Mais de quoi parle-t-on ? ' La rondeur, c'est l'image que l'on se fait d'un vin harmonieux. Un vin rond se définit par opposition à un vin anguleux, qui accroche par son acidité ou son amertume ', estime Virginie Moine. Selon elle, la rondeur est la somme de trois sensations : la sucrosité, la structure et le volume, perçues en bouche dans cet ordre.
En fait, chaque dégustateur définit la rondeur à sa façon. Il n'existe aucun lexique codifié de la dégustation qui permette de trancher sur cette question de vocabulaire. ' Et on n'est pas prêt d'en rédiger un, puisque cette sensation ne correspond pas à des composés analytiques mesurables ', assure Frédéric Brochet, qui a fait une thèse sur la dégustation sous la direction de Denis Dubourdieu et Patrick Mac Leod. Lorsque le vin est en bouche, nous percevons un mélange de sensations. Certaines sont gustatives, comme le sucré. D'autres sont tactiles, comme l'astringence des tanins. Toutes ces informations sont envoyées vers la même zone du cerveau. Cela aboutit à des confusions de langage et explique que l'on puisse mimer des tanins doux par du sucre.

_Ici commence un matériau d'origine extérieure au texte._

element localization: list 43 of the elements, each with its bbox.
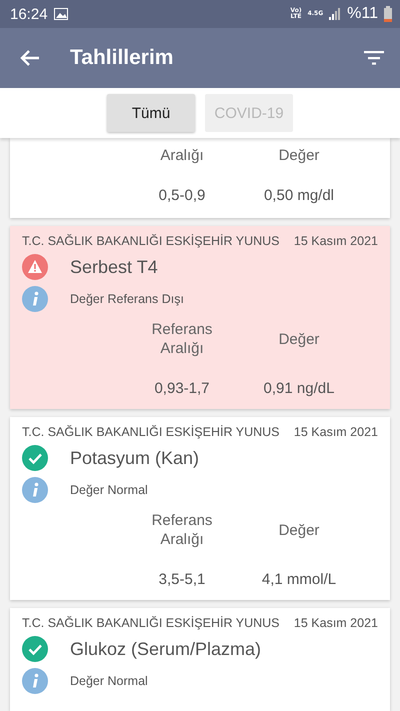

Ces difficultés n'arrêtent pas l'ICV. ' Pour que tous nos oenologues s'accordent sur le caractère de volume en bouche, on travaille à la mise au point d'une solution de référence ', annonce Daniel Granès, directeur recherche et développement. Ce projet relève d'une démarche plus vaste. Au sein de cette entreprise, il paraît primordial que tous les dégustateurs s'accordent sur le vocabulaire de la dégustation, afin qu'ils s'entendent lorsqu'ils jugent un vin ou lorsqu'ils définissent des objectifs de produits. ' Mais la quantité prise en bouche influence beaucoup la notation du volume en bouche ', observe Daniel Granès. L'étude de cette sensation s'avère décidément délicate.